We’re Still Dancing 36 Years Later …


It started with a phone number one autumn evening.  We were all at the annual Halloween high school dance [1977] and the night was nearly over. I was with my two friends and she stood there with her two gal pals.  My buddies were a hell of a lot smoother with “the ladies” than I and without hesitation they moved in to start a dialogue.  I stood there like a statue as was my modus operandi.  My buddies had moved on with their two acquaintances, leaving Bonnie and I standing there with the band playing the last song of the evening. After a brief introductory conversation we joined our classmates heading for the exit and as the evening air washed over the two of us I asked her for her phone number, a number I still remember thirty-six years later. 

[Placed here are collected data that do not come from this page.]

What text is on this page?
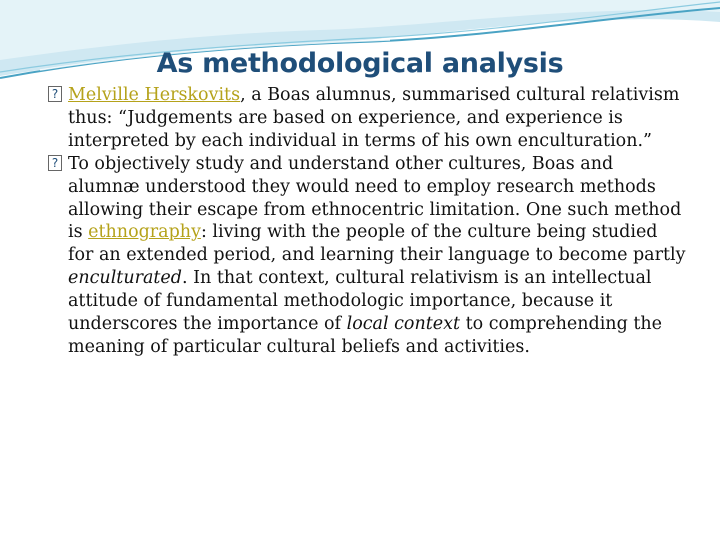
As methodological analysis

? Melville Herskovits, a Boas alumnus, summarised cultural relativism thus: “Judgements are based on experience, and experience is interpreted by each individual in terms of his own enculturation.”

? To objectively study and understand other cultures, Boas and alumnæ understood they would need to employ research methods allowing their escape from ethnocentric limitation. One such method is ethnography: living with the people of the culture being studied for an extended period, and learning their language to become partly enculturated. In that context, cultural relativism is an intellectual attitude of fundamental methodologic importance, because it underscores the importance of local context to comprehending the meaning of particular cultural beliefs and activities.
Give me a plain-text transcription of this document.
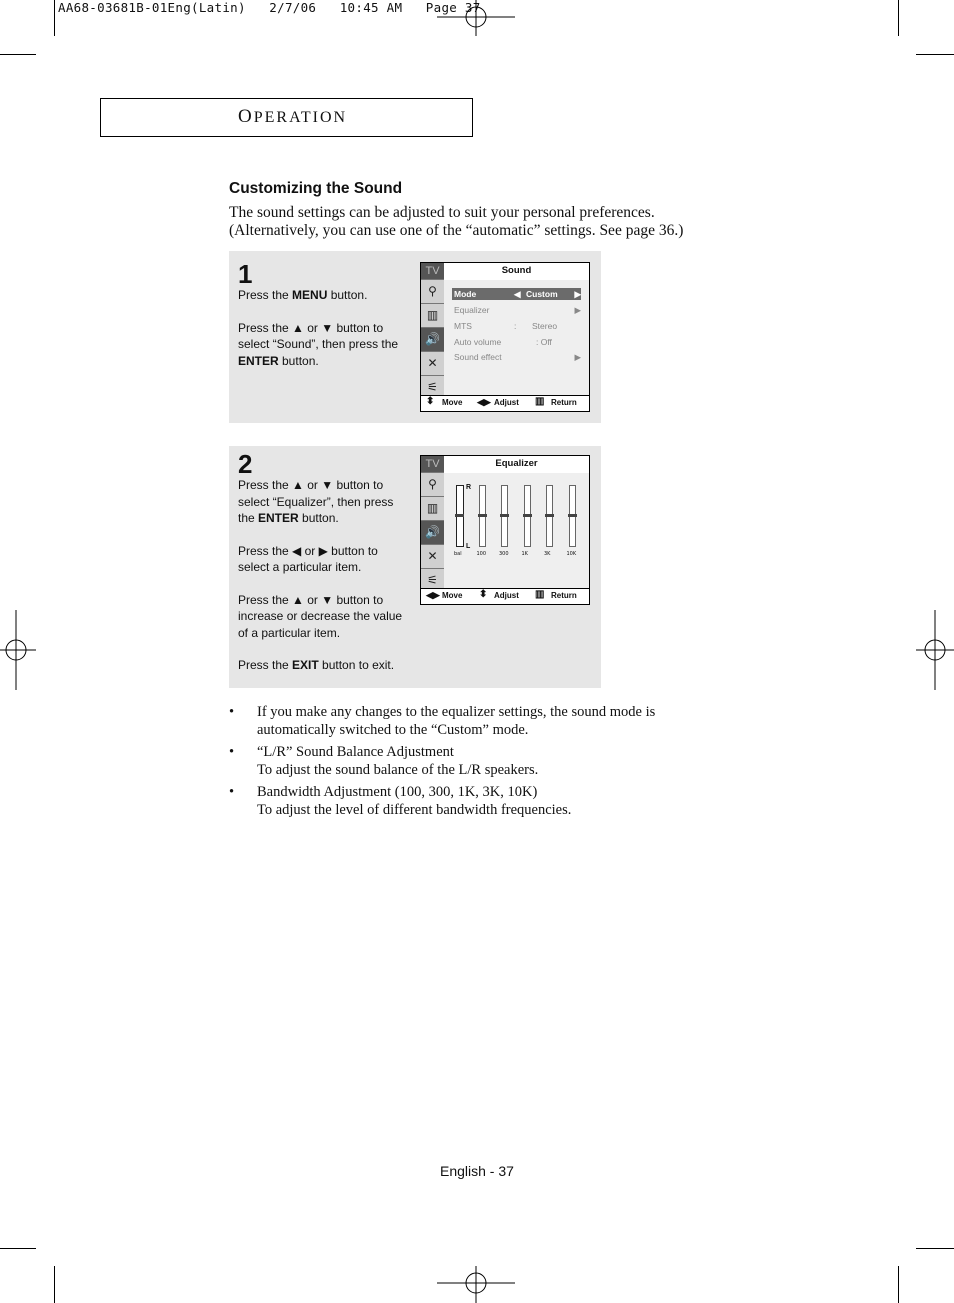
AA68-03681B-01Eng(Latin)   2/7/06   10:45 AM   Page 37
OPERATION
Customizing the Sound
The sound settings can be adjusted to suit your personal preferences.
(Alternatively, you can use one of the “automatic” settings. See page 36.)
1

Press the MENU button.

Press the ▲ or ▼ button to select “Sound”, then press the ENTER button.

TV
⚲
▥
🔊
✕
⚟
Sound
Mode	◀ Custom ▶
Equalizer	▶
MTS	: Stereo
Auto volume	: Off
Sound effect	▶
⬍ Move ◀▶ Adjust ▥ Return
2

Press the ▲ or ▼ button to select “Equalizer”, then press the ENTER button.

Press the ◀ or ▶ button to select a particular item.

Press the ▲ or ▼ button to increase or decrease the value of a particular item.

Press the EXIT button to exit.

TV
⚲
▥
🔊
✕
⚟
Equalizer
R
L
bal	100	300	1K	3K	10K
◀▶ Move ⬍ Adjust ▥ Return
• If you make any changes to the equalizer settings, the sound mode is
automatically switched to the “Custom” mode.
• “L/R” Sound Balance Adjustment
To adjust the sound balance of the L/R speakers.
• Bandwidth Adjustment (100, 300, 1K, 3K, 10K)
To adjust the level of different bandwidth frequencies.
English - 37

High school dances in those days took place on Friday evenings. I only remember this fact because my first date with Bonnie took place the following night.  Saturday nights in our hometown were normally reserved for teenage loitering along a dark and wooded area known as Common Lane where disturbances from the local police department were rare and infrequent.  This is where we drank our illegally purchased beer, had bonfires, and enjoyed each other’s company.  I remember one of the bigger guys in our class had his own car and his collection of Frank Sinatra played regularly through the speakers of his 8-track stereo system.  That’s not to say we didn’t have our regular doses of Led Zeppelin, Bruce Springsteen, Lynyrd Skynrd, Neil Young, and the other artists of the day, but if Barry was there you listened to “The Chairman” and Barry’s size was far too formidable to argue with.  Listening to Sinatra while your sixteen year old mind was racing to cause trouble was a bit surreal and it was probably a good thing Frank was invited to Common Lane back in those days to keep things from getting unruly.

I had called Bonnie earlier in the day and set a date for that evening, yet here I find myself on Common Lane without a car and clearly out of walking distance to her house.  Fortunately there was a friend of mine, Jay, who owned his own wheels and he gave me the ride to Bonnie’s house for our first date.  I recently thanked Jay for that ride; little did either of us know his help that night would be the beginning of a very special relationship.  Yes, we’re still dancing thirty-six years later!

Enjoy your trick or treating everyone … clearly I was treated back then, just as I am today.